We need to ask ourselves some important questions: How exactly would a person trafficked into this country without legal authorisation to be here go about opening a bank account? Do abuse victims have something to gain or something to lose as a result of their abusive spouses gaining greater view of their activities outside the home? Is it right that a political refugee seeking to maintain a level of privacy is forced by businesses to use a system that compromises them? And how can we be so sure that future generations will live in a world where the abandonment of cash has been a historical development of no consequence? When we engage with these questions honestly, it becomes clear that even though the establishment of a cashless society may be of little consequence to many of us it is likely to have very harmful repercussions for others living both now and in the future.

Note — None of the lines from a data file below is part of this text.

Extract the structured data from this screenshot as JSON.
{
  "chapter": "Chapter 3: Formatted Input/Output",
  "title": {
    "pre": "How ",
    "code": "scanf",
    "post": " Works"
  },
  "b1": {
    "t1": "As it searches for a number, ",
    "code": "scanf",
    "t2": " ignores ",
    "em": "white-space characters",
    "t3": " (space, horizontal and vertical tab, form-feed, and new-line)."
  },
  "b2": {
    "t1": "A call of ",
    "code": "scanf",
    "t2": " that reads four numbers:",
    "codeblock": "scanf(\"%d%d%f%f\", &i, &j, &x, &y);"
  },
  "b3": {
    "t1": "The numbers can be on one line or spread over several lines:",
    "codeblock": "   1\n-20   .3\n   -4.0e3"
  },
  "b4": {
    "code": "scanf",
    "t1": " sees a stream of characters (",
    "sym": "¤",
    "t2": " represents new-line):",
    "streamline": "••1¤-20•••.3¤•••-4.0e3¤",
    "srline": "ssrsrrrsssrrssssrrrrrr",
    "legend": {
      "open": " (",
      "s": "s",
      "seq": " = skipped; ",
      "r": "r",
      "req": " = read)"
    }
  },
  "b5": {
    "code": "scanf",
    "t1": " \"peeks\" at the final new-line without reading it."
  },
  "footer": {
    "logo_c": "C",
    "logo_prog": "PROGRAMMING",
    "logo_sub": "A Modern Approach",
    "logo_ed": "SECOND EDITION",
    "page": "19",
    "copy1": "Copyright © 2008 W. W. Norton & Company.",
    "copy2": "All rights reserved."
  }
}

So what should we do? If you are a consumer then please use cash wherever possible. Refuse, in reason, to patronise businesses that reject your cash and let them know that you are doing so because of their decision. Kindly share with them one of the many reasons that the abandonment of cash is not the benign decision it may appear to be and perhaps even share with them this essay or any of the other explorations of the topic included in Appendix A. Sign the petitions listed in Appendix B and, most importantly, write to your political representatives to share with them your objections to the establishment of a cashless society and urge them to push for laws that mandate that businesses accept cash.
If you are a business owner, then take that same action. Most importantly though, continue to accept cash. If you have already stopped accepting it, then please return to the days when you did. As a business owner you can have an even greater impact resisting the establishment of a cashless society.